Ringo Starr’s drumming got weird on one Beatles B-side
Former drummer Pete Best lost interest in The Beatles when they went heavily psychedelic on 1967’s Magical Mystery Tour. Maybe he wasn’t listening to the Fab Four a year earlier.
Revolver was a watershed moment for the band as it moved away from the saccharine pop of their early days. The non-album B-side “Rain” was a big step into the Fab Four’s psychedelic period.
The song features backmasked vocals; John Lennon bragged The Beatles were the first to use that psychedelic recording trick on record. Ringo’s drumming is impossible to overlook. He throws in a kitchen sink’s worth of beats and fills on the “Paperback Writer” flip-side.
The drummer called “Rain” an outlier Beatles song because of his busy playing, but Ringo’s drumming went truly weird on an unheard jam session when George left the group in 1969.
Ringo was ‘playing some weird drumming’ during a wild jam session when George Harrison left The Beatles
After years of having his creative ambitions stifled by John and Paul McCartney, George finally broke and left The Beatles after a heated studio session in early 1969. The remaining three of the Fab Four continued with the session while George went into a shell at home.
That’s when things got strange, according to Ringo.
Without George but with Yoko Ono beside John in the studio, the remaining three started a wild jam session. Ringo’s drumming might have been the weirdest ever with the band (per You Never Give Me Your Money author Peter Doggett):
“[We] started jamming violently. And Yoko jumped in, of course, she was there, [and I] was playing some weird drumming that I hadn’t done before.”
Doggett writes that the George-less jam session saw Yoko unleash some banshee wail screams, Paul rub his bass along his amplifier, and John perform a feedback solo in George’s place. “Rain” was a weird track because of Ringo’s busy drumming. He said he got truly weird three years later during an impromptu jam session that happened when George (temporarily) quit The Beatles.
The Fab Four tapped into their unique chemistry to find worldwide success
We’ll most likely never hear the jam session that contained the weirdest Ringo drumming. George’s exit was brief, and it happened under unique circumstances.
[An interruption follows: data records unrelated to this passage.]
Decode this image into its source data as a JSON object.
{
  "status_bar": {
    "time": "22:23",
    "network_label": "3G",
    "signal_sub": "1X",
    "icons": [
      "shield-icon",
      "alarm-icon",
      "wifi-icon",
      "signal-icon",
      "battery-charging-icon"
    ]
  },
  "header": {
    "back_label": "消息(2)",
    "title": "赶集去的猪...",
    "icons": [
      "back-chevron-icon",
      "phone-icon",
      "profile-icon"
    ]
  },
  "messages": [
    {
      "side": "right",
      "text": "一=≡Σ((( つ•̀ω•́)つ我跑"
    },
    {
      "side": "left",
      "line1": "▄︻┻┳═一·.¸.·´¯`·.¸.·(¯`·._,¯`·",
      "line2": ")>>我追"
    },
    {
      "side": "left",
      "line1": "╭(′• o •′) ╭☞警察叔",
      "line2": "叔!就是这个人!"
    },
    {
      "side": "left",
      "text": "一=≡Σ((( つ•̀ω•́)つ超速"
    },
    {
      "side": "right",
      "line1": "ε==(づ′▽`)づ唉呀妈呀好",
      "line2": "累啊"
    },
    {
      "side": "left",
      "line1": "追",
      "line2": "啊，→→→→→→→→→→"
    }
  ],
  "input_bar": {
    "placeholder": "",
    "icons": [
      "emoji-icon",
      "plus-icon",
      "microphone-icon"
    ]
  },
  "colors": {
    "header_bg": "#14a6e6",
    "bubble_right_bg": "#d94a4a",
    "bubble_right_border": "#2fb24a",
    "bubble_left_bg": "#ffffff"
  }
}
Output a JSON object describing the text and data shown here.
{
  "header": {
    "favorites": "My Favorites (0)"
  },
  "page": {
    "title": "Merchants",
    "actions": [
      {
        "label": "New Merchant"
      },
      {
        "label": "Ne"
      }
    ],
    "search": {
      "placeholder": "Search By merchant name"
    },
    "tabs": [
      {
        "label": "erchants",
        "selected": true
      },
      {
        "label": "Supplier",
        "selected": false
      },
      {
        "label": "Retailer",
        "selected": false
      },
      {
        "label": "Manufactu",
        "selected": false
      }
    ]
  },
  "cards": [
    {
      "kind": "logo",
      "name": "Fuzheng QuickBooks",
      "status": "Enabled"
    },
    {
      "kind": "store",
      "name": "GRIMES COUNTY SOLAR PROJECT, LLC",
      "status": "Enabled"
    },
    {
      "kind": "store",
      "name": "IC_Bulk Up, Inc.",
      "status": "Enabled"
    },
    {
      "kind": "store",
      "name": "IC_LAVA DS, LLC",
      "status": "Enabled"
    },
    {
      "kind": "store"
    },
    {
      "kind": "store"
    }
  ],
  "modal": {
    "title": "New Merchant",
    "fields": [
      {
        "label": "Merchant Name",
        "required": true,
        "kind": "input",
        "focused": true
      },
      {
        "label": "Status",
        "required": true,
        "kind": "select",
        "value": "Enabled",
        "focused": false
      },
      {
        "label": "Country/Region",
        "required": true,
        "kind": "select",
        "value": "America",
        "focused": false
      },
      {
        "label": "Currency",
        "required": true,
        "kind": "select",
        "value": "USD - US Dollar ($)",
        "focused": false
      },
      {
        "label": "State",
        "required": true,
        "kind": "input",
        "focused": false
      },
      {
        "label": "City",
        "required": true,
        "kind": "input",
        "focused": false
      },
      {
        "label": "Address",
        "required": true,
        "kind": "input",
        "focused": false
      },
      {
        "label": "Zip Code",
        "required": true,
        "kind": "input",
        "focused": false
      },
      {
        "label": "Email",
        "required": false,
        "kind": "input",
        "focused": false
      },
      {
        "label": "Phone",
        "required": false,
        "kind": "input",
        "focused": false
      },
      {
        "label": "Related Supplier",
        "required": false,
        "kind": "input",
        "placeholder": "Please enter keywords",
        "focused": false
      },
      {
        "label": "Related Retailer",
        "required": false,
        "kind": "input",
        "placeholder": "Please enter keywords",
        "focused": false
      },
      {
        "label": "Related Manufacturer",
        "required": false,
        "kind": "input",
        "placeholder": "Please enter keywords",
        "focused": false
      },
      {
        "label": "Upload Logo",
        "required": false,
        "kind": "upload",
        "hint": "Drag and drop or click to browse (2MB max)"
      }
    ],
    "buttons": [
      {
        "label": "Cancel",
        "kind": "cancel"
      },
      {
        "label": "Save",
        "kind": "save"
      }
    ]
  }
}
Just like The Beatles’ success.
Paul once told Howard Stern (via YouTube) that continuing as The Beatles without John in the early 1970s was next to impossible. Macca said the emotional pain of the breakup was too raw. During the same interview, he acknowledged how much George had progressed as a songwriter by the end of the Fab Four.
John once claimed he and Paul could have been The Beatles without Ringo’s drumming and George’s guitar talents. Still, he hedged his words by saying Ringo had a certain star quality and that George blossomed into a talented songwriter. Would the Fab Four have been the same if they kept Best and Stuart Sutcliffe? The world will never know, but you could make a case for Ringo’s drumming talent and George’s later contributions for making The Beatles what they were.
We know that the tumultuous final year of The Beatles saw George walk out on the band, the remaining three play an impromptu jam, and Ringo Starr do some weird drumming on that track.